Astronaut and robotic spacecraft on the Moon.

Alan Bean examines the Surveyor 3 spacecraft during his second extravehicular activity (EVA) on the moon on Nov. 20, 1969. Robotic Surveyor spacecraft pioneered the technology that enabled Apollo astronauts to reach the moon. Credit: NASA

Before astronauts ever landed on the moon, the Soviets and the Americans sent a fleet of robotic spacecraft to scout the way. In the American program, first came the crash-landing Rangers, then the Lunar Orbiters, all of which sent some of the earliest dispatches about what people could expect to find on the moon's still-mysterious surface. Among the most ambitious of these robotic reconnaissance missions were the Surveyors, which proved it was possible to perform a soft landing on the moon--and survive long enough to send word home.
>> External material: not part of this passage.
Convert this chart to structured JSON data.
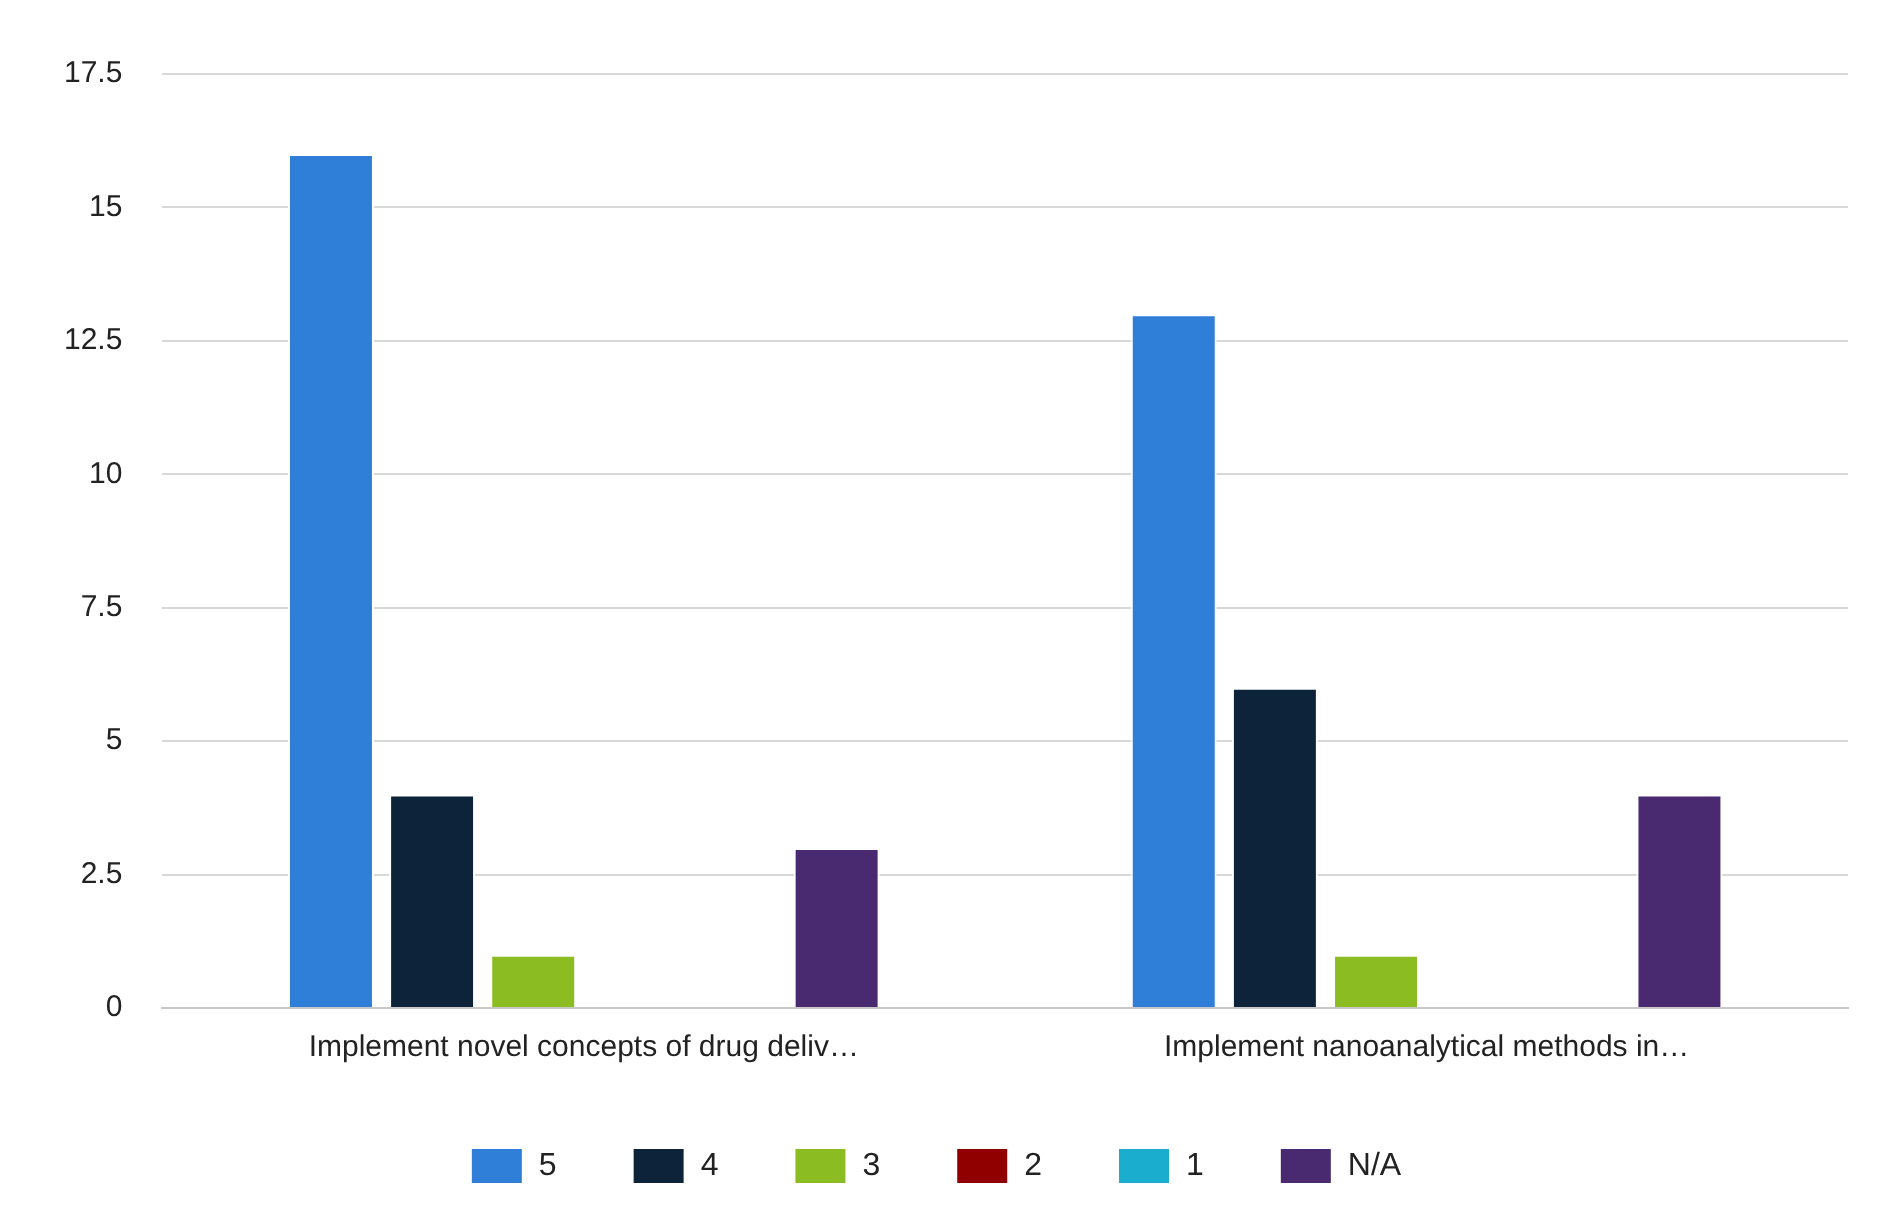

Surveyor 3 landed on April 20, 1967, in Oceanus Procellarum, the "Ocean of Storms." It alighted in a small crater about 200 meters across, which was later named Surveyor crater in honor of its alien visitor from Earth. The lander transmitted more than 6,000 pictures of the surrounding terrain. It also scooped up and analyzed lunar soil, which allowed scientists to determine that the soil had a consistency similar to wet sand, solid enough to allow the upcoming Apollo missions to land.

Surveyor 3 continued to operate for several days. Controllers at NASA last made contact on May 4, 1967, two Earth days after the lunar night began and left the solar-powered spacecraft in the dark.

For two-and-a-half years, Surveyor waited in the unbreakable lunar silence. Then, on Nov. 19, 1969, the Apollo 12 mission demonstrated the lunar module's capability to make a pinpoint landing. Astronaut Charles "Pete" Conrad Jr. set the craft down on the edge of Surveyor crater, just 170 yards (155 meters) from the Surveyor spacecraft. After a short hike, he and fellow astronaut Alan Bean walked right up to the faithful robotic scout.

Human beings and their mechanical forerunner had met on another world. It was the first and only time this has ever happened.

The astronauts removed parts from Surveyor 3, including the soil scoop and camera system, and brought them back to Earth. Scientists were then able to study the effects of years of exposure on the Moon's surface. You can see Surveyor's scoop today in a display at NASA's Jet Propulsion Laboratory in California.

Almost 45 years later, a powerful camera aboard the Lunar Reconnaissance Orbiter, another robotic moon explorer still operating today, imaged the landing scene in Oceanus Procellarum. In these pictures it's possible to pick out the Apollo lander, astronaut footpaths, and Surveyor 3, still carrying out its long, silent vigil in the Ocean of Storms.